Type 2 diabetes mellitus (T2DM) is a serious public health concern and the fourth leading cause of death in developed countries. People with T2DM are at higher risk of dying from cardiovascular disease (CVD) and a number of clinical trials have shown that CVD risks can be reduced by lowering LDL cholesterol, blood pressure and glycated haemoglobin. Exenatide is a GLP-1 receptor agonist that has been shown in a randomized clinical trial to improve glycemic controls, improve insulin secretion, reduce blood pressure and improve weight loss. When compared to exenatide twice daily, exenatide once weekly (EWQ) has shown improvements in glycemic control and therefore could potentially reduce CVD risks. EXSCEL (EXenatide Study of Cardiovascular Event Lowering) is a pragmatic, long-term, placebo-controlled, double blinded trial that compares exenatide once weekly as part of usual care compared with usual care without exenatide in patients with T2DM.

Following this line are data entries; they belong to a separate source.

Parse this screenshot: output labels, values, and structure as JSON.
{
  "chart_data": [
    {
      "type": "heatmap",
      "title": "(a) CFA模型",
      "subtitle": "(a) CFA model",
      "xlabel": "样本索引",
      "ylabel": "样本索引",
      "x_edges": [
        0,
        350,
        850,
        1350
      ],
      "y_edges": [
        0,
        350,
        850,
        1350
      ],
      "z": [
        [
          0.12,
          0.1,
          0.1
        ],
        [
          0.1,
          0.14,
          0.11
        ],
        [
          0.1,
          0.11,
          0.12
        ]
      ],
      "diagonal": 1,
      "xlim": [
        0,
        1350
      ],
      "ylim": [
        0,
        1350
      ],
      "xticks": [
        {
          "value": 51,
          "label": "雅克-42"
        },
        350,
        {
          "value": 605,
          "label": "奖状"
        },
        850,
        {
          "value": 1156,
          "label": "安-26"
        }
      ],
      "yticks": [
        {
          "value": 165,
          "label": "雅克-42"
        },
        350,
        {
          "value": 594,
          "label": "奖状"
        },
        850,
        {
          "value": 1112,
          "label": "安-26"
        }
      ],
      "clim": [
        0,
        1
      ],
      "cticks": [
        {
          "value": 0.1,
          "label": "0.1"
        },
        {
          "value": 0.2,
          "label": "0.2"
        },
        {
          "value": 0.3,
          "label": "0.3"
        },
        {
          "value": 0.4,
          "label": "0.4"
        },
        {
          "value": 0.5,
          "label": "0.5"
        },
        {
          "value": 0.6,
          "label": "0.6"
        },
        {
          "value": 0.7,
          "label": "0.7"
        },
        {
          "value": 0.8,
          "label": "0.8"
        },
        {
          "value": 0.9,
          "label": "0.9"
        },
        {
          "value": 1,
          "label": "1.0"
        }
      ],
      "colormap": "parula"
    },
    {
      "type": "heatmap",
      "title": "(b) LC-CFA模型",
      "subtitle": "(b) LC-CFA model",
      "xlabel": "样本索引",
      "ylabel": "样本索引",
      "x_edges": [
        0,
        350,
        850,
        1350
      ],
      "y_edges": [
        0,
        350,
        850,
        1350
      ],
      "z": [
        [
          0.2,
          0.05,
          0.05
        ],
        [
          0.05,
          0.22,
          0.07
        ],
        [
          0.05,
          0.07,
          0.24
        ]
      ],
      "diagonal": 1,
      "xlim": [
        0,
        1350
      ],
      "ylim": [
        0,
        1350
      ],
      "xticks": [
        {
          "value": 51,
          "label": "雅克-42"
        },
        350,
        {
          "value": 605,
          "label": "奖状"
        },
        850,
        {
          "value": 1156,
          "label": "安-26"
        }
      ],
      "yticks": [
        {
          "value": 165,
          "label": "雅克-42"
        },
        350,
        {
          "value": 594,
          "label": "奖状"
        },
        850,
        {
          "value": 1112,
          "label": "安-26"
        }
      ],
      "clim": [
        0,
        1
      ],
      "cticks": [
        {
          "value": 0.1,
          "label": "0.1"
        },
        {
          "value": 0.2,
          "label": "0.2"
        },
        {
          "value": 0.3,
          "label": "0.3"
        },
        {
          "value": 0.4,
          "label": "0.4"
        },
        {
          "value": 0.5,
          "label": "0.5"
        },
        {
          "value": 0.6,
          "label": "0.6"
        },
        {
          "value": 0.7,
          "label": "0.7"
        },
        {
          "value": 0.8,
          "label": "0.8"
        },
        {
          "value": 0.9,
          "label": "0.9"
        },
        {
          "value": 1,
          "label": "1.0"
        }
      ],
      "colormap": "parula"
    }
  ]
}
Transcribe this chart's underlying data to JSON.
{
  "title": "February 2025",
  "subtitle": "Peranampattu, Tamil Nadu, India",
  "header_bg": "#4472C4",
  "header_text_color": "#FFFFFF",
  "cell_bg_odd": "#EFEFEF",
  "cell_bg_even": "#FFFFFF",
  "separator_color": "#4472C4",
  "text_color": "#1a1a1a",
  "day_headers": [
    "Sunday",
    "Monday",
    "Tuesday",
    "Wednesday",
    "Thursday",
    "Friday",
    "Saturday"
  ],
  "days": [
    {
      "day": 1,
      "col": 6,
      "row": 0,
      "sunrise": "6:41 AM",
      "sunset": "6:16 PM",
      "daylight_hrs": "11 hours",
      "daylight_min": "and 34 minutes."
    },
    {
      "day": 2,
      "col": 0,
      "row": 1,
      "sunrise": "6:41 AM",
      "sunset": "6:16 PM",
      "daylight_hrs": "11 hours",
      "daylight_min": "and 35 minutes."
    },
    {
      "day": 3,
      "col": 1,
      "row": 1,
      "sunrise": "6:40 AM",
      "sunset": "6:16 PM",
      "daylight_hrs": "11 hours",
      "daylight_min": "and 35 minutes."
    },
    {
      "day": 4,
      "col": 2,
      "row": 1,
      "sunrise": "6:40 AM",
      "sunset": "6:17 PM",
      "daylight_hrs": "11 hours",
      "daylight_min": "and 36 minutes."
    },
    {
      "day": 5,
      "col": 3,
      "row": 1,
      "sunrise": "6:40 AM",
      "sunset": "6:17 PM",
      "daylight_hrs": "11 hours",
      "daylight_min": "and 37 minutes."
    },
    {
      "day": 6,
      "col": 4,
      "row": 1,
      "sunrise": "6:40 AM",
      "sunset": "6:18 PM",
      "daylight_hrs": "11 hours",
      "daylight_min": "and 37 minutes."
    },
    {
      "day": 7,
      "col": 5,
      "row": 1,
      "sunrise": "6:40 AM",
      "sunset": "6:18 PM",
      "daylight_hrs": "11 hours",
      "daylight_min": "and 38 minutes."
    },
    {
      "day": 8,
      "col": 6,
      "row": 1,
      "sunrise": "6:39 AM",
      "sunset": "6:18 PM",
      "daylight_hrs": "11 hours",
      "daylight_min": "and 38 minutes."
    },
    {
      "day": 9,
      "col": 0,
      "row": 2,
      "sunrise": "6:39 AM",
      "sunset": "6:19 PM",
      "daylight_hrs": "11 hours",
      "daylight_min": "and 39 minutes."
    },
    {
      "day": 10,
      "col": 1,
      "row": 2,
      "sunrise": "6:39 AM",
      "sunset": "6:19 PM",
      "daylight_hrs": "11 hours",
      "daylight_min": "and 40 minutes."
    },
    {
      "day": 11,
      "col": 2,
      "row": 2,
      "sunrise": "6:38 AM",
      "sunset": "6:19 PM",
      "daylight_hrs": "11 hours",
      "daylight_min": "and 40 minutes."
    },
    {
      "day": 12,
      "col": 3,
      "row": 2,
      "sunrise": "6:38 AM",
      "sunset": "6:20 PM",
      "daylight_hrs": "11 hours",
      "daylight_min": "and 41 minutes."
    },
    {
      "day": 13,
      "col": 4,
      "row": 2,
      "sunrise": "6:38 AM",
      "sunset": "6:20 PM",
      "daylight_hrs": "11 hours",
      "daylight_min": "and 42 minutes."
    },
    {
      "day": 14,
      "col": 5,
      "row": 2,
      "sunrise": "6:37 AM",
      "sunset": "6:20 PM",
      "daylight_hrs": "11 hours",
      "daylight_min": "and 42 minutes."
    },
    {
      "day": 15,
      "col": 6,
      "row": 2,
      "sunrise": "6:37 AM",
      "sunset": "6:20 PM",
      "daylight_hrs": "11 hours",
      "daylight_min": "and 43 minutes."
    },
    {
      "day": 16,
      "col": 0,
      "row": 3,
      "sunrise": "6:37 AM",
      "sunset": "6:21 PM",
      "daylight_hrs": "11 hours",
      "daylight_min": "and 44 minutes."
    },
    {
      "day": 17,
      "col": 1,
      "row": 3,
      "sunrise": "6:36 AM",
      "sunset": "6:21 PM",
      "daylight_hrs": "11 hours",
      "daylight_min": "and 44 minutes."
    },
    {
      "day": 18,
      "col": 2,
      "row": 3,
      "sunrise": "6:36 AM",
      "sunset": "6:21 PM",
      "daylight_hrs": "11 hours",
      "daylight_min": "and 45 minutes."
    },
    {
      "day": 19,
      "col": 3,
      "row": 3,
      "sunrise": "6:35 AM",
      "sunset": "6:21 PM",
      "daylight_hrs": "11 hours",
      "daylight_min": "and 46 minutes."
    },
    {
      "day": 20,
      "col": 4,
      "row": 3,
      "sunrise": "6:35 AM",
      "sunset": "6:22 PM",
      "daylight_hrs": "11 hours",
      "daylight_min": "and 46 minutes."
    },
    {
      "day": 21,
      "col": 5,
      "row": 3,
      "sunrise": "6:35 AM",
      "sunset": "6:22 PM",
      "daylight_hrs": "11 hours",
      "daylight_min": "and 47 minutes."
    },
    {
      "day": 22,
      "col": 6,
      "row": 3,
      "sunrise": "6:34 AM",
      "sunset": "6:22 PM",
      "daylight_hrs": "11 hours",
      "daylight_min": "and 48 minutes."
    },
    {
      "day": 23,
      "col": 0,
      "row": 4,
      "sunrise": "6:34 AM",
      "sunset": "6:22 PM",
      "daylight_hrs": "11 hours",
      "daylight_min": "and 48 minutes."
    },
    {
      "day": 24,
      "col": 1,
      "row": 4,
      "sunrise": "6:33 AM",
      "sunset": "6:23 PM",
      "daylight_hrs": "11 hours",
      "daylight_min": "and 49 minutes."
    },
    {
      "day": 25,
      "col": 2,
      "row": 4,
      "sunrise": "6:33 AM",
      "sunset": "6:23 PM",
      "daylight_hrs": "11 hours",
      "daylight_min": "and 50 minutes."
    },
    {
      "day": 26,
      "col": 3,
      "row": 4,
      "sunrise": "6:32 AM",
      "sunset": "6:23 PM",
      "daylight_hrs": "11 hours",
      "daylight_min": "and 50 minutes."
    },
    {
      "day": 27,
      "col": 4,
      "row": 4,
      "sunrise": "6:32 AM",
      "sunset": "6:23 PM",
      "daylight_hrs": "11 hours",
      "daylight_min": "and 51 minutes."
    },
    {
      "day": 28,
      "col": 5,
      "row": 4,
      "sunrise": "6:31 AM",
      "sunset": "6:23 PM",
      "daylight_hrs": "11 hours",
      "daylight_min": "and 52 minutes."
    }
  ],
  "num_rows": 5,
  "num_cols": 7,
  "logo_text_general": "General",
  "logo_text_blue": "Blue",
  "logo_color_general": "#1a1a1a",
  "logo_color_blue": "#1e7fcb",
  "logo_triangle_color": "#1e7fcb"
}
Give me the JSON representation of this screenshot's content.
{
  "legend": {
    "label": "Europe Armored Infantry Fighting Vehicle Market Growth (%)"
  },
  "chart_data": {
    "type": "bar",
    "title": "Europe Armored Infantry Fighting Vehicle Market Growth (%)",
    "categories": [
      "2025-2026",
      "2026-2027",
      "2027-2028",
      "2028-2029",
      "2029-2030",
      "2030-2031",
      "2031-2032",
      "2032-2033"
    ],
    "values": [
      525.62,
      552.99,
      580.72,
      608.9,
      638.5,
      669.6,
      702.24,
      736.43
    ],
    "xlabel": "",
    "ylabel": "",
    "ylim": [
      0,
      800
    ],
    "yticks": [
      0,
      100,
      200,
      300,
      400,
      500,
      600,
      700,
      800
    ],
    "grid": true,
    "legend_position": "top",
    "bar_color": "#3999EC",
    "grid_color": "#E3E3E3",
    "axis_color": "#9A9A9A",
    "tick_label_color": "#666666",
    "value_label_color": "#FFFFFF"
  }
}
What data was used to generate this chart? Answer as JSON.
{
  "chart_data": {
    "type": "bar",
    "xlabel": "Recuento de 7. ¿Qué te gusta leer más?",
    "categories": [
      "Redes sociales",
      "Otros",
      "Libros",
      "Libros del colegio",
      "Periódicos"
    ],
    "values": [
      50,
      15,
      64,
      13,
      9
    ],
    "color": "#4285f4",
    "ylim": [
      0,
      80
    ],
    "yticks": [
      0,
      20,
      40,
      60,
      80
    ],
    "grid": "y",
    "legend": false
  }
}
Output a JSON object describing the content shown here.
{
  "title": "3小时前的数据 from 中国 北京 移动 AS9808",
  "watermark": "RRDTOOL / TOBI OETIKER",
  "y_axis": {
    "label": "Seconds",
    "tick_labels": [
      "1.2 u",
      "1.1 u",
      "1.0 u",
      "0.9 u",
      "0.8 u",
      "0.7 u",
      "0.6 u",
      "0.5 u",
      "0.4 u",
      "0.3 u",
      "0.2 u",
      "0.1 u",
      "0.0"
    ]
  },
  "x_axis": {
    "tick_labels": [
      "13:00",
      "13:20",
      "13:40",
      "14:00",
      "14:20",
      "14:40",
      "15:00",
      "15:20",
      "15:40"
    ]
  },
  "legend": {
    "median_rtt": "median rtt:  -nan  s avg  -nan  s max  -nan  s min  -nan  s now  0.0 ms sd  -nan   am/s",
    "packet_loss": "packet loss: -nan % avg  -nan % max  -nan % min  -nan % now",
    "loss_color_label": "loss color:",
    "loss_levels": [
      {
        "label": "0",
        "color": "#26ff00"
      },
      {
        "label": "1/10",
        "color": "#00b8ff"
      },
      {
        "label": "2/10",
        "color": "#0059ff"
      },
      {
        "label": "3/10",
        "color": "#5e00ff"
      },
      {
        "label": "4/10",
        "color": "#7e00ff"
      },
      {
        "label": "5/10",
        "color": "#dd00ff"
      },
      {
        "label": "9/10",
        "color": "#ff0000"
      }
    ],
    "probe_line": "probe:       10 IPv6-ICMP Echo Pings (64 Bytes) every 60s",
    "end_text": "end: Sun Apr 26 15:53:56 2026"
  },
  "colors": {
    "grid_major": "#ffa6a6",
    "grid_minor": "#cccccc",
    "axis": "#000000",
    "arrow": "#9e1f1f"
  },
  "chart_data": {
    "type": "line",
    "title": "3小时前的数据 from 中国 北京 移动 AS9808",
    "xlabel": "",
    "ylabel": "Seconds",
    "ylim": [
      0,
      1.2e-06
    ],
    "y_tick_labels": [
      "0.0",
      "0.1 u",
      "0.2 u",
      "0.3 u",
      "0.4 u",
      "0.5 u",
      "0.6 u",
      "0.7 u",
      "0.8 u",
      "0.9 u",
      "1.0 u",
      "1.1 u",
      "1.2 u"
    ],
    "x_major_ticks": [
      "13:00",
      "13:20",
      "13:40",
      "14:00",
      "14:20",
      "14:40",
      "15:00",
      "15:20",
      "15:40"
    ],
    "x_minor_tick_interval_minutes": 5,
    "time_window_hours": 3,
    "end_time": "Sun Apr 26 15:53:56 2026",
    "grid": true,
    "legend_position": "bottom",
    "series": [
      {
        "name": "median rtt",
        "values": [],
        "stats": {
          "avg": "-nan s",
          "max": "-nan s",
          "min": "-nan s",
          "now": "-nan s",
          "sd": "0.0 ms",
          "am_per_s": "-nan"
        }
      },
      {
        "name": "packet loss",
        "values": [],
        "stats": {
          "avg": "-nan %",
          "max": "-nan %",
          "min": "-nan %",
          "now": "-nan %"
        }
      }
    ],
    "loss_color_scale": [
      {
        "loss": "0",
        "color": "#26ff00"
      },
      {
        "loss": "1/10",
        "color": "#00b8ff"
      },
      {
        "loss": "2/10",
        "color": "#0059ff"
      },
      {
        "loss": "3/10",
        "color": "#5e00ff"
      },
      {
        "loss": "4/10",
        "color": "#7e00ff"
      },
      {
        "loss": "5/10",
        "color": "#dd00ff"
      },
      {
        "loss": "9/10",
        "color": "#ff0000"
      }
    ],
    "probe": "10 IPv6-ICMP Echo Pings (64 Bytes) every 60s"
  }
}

HERC, in collaboration with the Center for Clinical and Genetic Economics (CCGE) at Duke Clinical Research Institute and the Diabetes Trial Unit (DTU) at the University of Oxford, is leading the economic evaluation alongside this important trial. The analysis plan involves conducting the economic evaluation of the within-trial analysis up to five and a half years follow-up and a long-term extrapolation of these results using the UKPDS Outcomes model. Resource use and quality of life data using the EQ-5D 5 level data is being collected alongside this study. Quality of life data will be combined with survival times to estimate quality adjusted time in the trial per patient. Cost-effectiveness will report the incremental cost per major cardiovascular outcome averted, cardiovascular related death averted, life-year and quality-adjusted life year gained of including exenatide once weekly as part of usual care versus usual care without exenatide.

The first patient of EXSCEL was randomized in June 2010.